Over the past six weeks, Ginny had existed in an unreal world of make-believe, of elation and fright, of overwhelming emotions and mental preparation in readiness for the dream of all dreams, of being wedded to the only man ever to share her wildest fancies of love and possession, and a good many other things too vaguely intimate to dwell on for long. Brought up to regard herself as a good catch for any man, she had almost taken it as a matter of course that, once negotiations were complete, he would come to claim her in person and make himself just a little less forbidding than he had been at their first meeting when her father had talked to him of deals. But Ginny, in love for the first time and so full of hope, was hurt, insulted, and bitterly resentful to have been rejected for someone older, wealthier and more royally connected than herself. The humiliation would not be forgotten or forgiven, and if those were indeed his best reasons, she hoped his marriage would be a disaster and that his crops would all fail, year after year.
* * *
So for the following three years, while Ginny remained at home with her mother, saw her older sister married and bear a child—rather too soon to escape comments about dates—and heard about the death of Sir Jon’s wife in childbirth, her heart ached with a wound that was taking far too long to heal. Had it not been for Ben’s adoration and the chaotic housing of Sandrock Priory’s library, life might have been dull. And had it not been for her parents’ regular attempts to tempt her with possible suitors, much too soon after the first, she might have made more of an effort to recover.
Then the king had come to stay at D’Arvall Hall on a hunting trip and Ginny’s contact with the royal court first-hand had begun a chain of events that opened the old wound all over again. In that autumn of 1539, Ginny was six months past her nineteenth birthday, and if she had been considered lovely before, she was now stunningly beautiful and worthy of the king’s admiration. For him, the sight of the daughter of his cofferer at D’Arvall Hall seemed to soothe his heart as much as his sight, though at the time, Ginny thought nothing much of his interest. According to her information, the king was equally interested in every young woman at court, and flirting was part of normal court behaviour. She had, however, sadly underestimated the situation.
* * *
For reasons that she kept to herself, Ginny did not respond with the expected level of enthusiasm when, just after New Year in 1540, her father sent a message to say that she was to go to court. Immediately. ‘But I’d really rather not, Mother,’ Ginny said, putting down her basket of herbs on the table. ‘You know I have no wish to get involved with that crowd.’

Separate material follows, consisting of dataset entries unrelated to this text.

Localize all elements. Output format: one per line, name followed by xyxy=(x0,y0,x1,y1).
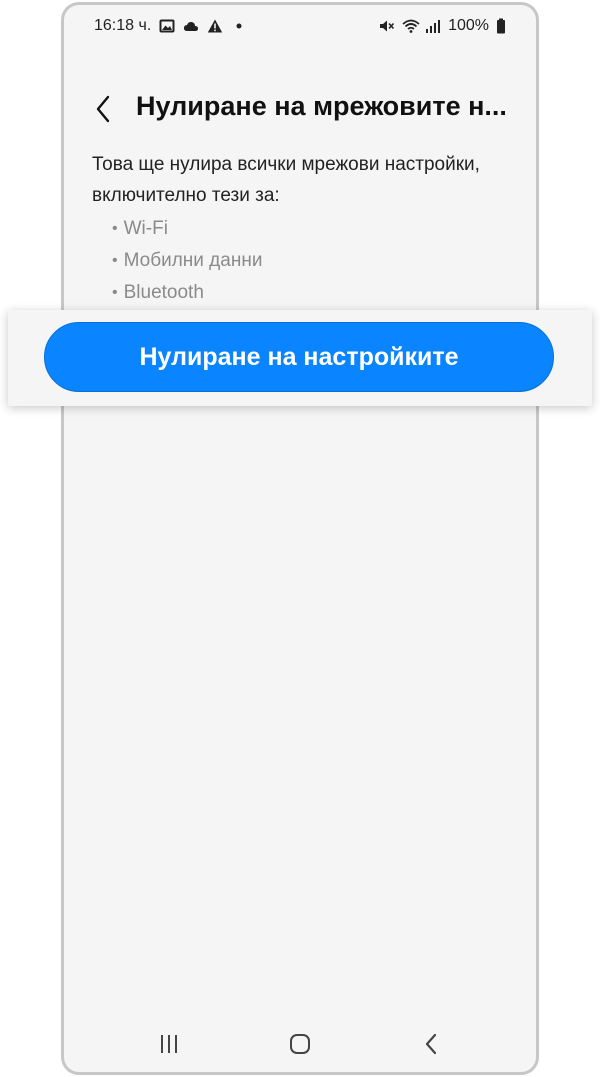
navigation-bar xyxy=(64,1016,536,1072)
list-item-label: Bluetooth xyxy=(123,282,204,303)
list-item: • Bluetooth xyxy=(112,277,262,309)
bullet-icon: • xyxy=(112,284,118,301)
reset-items-list: • Wi-Fi • Мобилни данни • Bluetooth xyxy=(112,213,262,309)
signal-icon xyxy=(425,18,441,34)
recent-apps-icon xyxy=(161,1035,178,1053)
mute-icon xyxy=(379,18,395,34)
description-text: Това ще нулира всички мрежови настройки,… xyxy=(92,154,480,206)
list-item-label: Wi-Fi xyxy=(123,218,168,239)
cloud-icon xyxy=(183,18,199,34)
nav-back-button[interactable] xyxy=(409,1022,453,1066)
list-item: • Мобилни данни xyxy=(112,245,262,277)
home-button[interactable] xyxy=(278,1022,322,1066)
list-item: • Wi-Fi xyxy=(112,213,262,245)
action-button-panel: Нулиране на настройките xyxy=(8,310,592,406)
status-right: 100% xyxy=(379,17,506,35)
reset-settings-button[interactable]: Нулиране на настройките xyxy=(44,322,554,392)
status-left: 16:18 ч. xyxy=(94,17,247,35)
bullet-icon: • xyxy=(112,220,118,237)
back-icon xyxy=(425,1033,436,1055)
chevron-left-icon xyxy=(96,95,110,123)
warning-icon xyxy=(207,18,223,34)
back-button[interactable] xyxy=(88,91,118,127)
wifi-icon xyxy=(402,18,420,34)
dot-icon xyxy=(231,18,247,34)
image-icon xyxy=(159,18,175,34)
status-bar: 16:18 ч. 100% xyxy=(64,5,536,49)
status-time: 16:18 ч. xyxy=(94,17,152,34)
bullet-icon: • xyxy=(112,252,118,269)
phone-screen: 16:18 ч. 100% Нулиране на мрежовите н...… xyxy=(61,2,539,1075)
page-header: Нулиране на мрежовите н... xyxy=(64,85,536,133)
list-item-label: Мобилни данни xyxy=(123,250,263,271)
battery-icon xyxy=(496,18,506,34)
battery-percent: 100% xyxy=(448,17,489,34)
home-icon xyxy=(289,1034,310,1054)
recent-apps-button[interactable] xyxy=(147,1022,191,1066)
page-title: Нулиране на мрежовите н... xyxy=(136,91,507,121)
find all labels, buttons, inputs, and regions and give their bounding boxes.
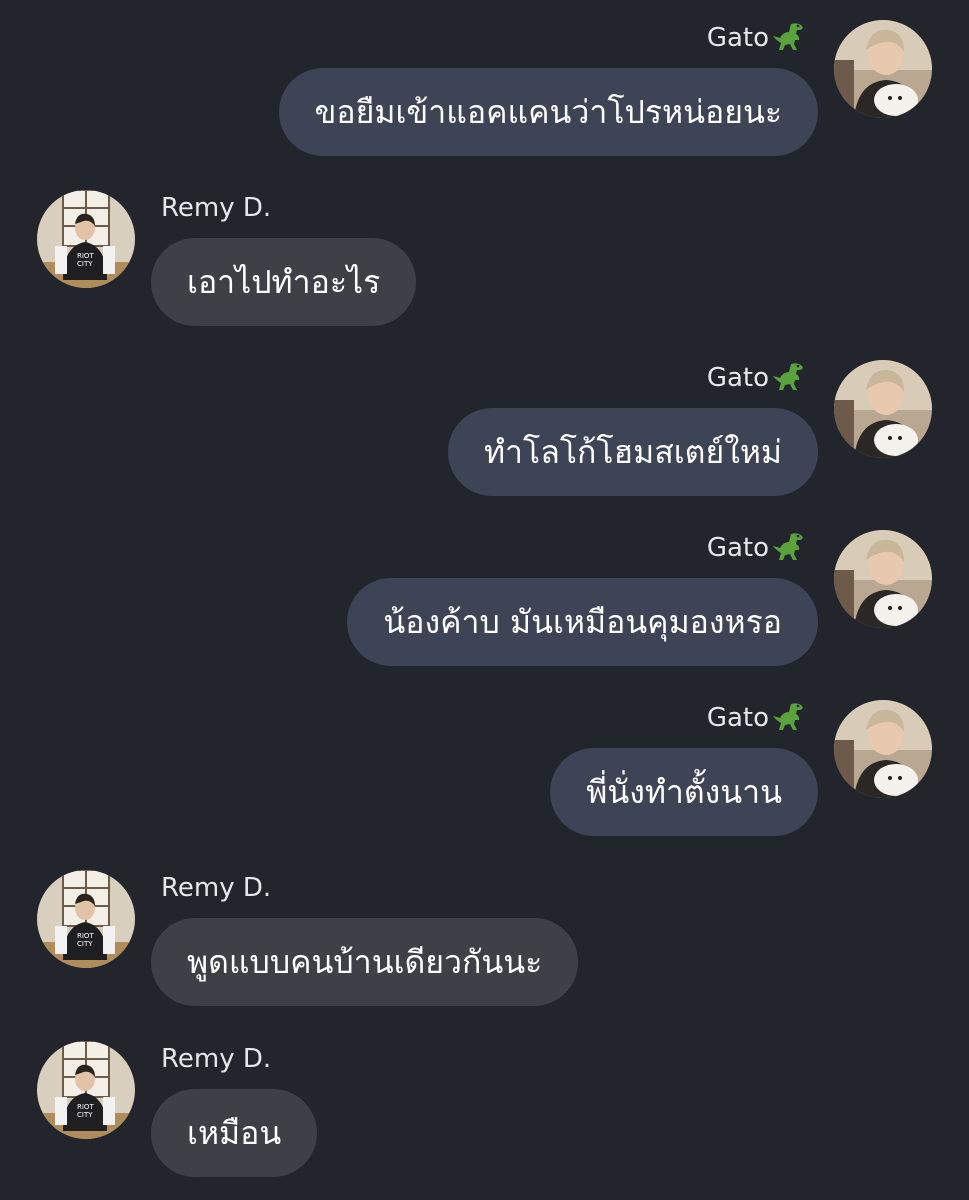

Her mother rarely raised her voice, but this time she could not contain her annoyance. ‘For pity’s sake, Ginny! Will you but listen, for once? The king has a new wife now.’
‘Another one? Who is it this time?’
‘If you took more interest in your father’s news, you’d know. She is the Lady Anna of Cleves...’
‘Cleves?’ Ginny frowned.
‘In Flanders. A small duchy. The king needs an ally in Europe. It’s a good match, but the king wishes you to go and help with her wardrobe. She’s unfashionable. She needs help with her English, too. She has no music skills. No dancing. No card games. You should be flattered to be asked to help.’
‘Commanded, Mother.’
‘Whatever. And take that basket off the polished table.’
* * *
A week later, Ginny was at Hampton Court Palace, not far from London, with a court that contained Sir Jon Raemon, now aged twenty-seven, widowed, a father, and favourite of King Henry. Favourite of just about everyone except, that was, of Mistress Virginia D’Arvall.